The Māori economy is now accepted to be about $50 billion, stemming from iwi expanding business interests well into the Treaty of Waitangi post-settlement phase. That figure does not include Māori small-to-medium enterprises (SMEs), acknowledged by the Minister of Finance, Grant Robertson, last year when he said more data was needed to work out the Māori economy’s true dimensions.
Potae says the beginning of an urban-rural drift is a clear signal of the different approach by many Māori businesses: “They are definitely long-term thinkers; they make mokopuna-based decisions because it is all about that generation and those that follow.
“It’s not just about profit; the survey shows that 55 per cent of respondents had a strong cultural, social and environmental purpose in their business while their desire to be profitable (22 per cent) was secondary.”
However, even if the day arrives when the SME contribution to the Māori economy can be counted, Potae says BDO’s Māori Business Survey shows it is facing a couple of stern challenges – attracting the right people and funding to help attract those people.
“Gaining access to people who understand the Māori world, or at least those who have deeper knowledge of Māori vision and goals than the average New Zealander, is hard. It is a very small market when you are looking for someone with that understanding and the right qualifications for that business or sector.”
For example, Potae says that less than two per cent of people in accountancy have such understanding and qualifications.
“What is needed is people who understand the Māori way of thinking. It is not just black-and-white economics, short-term thinking and profits – the Māori world is a bit like an onion, with many layers and viewing business through a wider lens that, yes, extends to mokopuna and whānau but also to the environment and building long-term business relationships.”
If the available pool of people is shallow, the answer is to deepen it – and many Māori in the survey were disappointed the government, while they were positive about its recent investment in education, was not funding the specific education and understanding needed to further fuel the Māori economy.
Some iwi – Ngāti Porou were a prime example – were taking the initiative themselves: “It means taking a transformative view of education; the current classroom-based system is huge, it’s a big model to change,” says Potae.
So the Ngāti Porou had invested some of their treaty settlement in “fun” ways of learning, not necessarily classroom-based but using assets like their radio station and reaching out to the community to improve learning and the retention and use of te reo, researching and holding symposiums.
“There’s a long way to go but they are making a start in educating people with the right sort of skills to help accelerate Māori business,” she says.
Also accelerating is Māori interest in areas like blueberries – where a $1 billion export industry is envisaged by the joint venture between the Miro Māori collective and government scientists from Plant and Food Research, creating a breeding programme for new high-value berry varieties, to be grown, marketed and sold by Miro, with support from BerryCo NZ.

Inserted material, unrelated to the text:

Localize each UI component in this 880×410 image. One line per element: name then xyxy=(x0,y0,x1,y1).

Part of the growing Māori economy involves iwi making more active use of their land – like the gold kiwifruit experience at Te Kaha, on the East Coast. The land is historically used for maize but partnerships, joint ventures as well as individual whānau developments have seen a bright future for the gold kiwifruit produced there.
“But we still need to grow our people and our capability,” says Potae. “We need to invest more in those people so, as Māori move into new and innovative sectors, we can continue to grow.”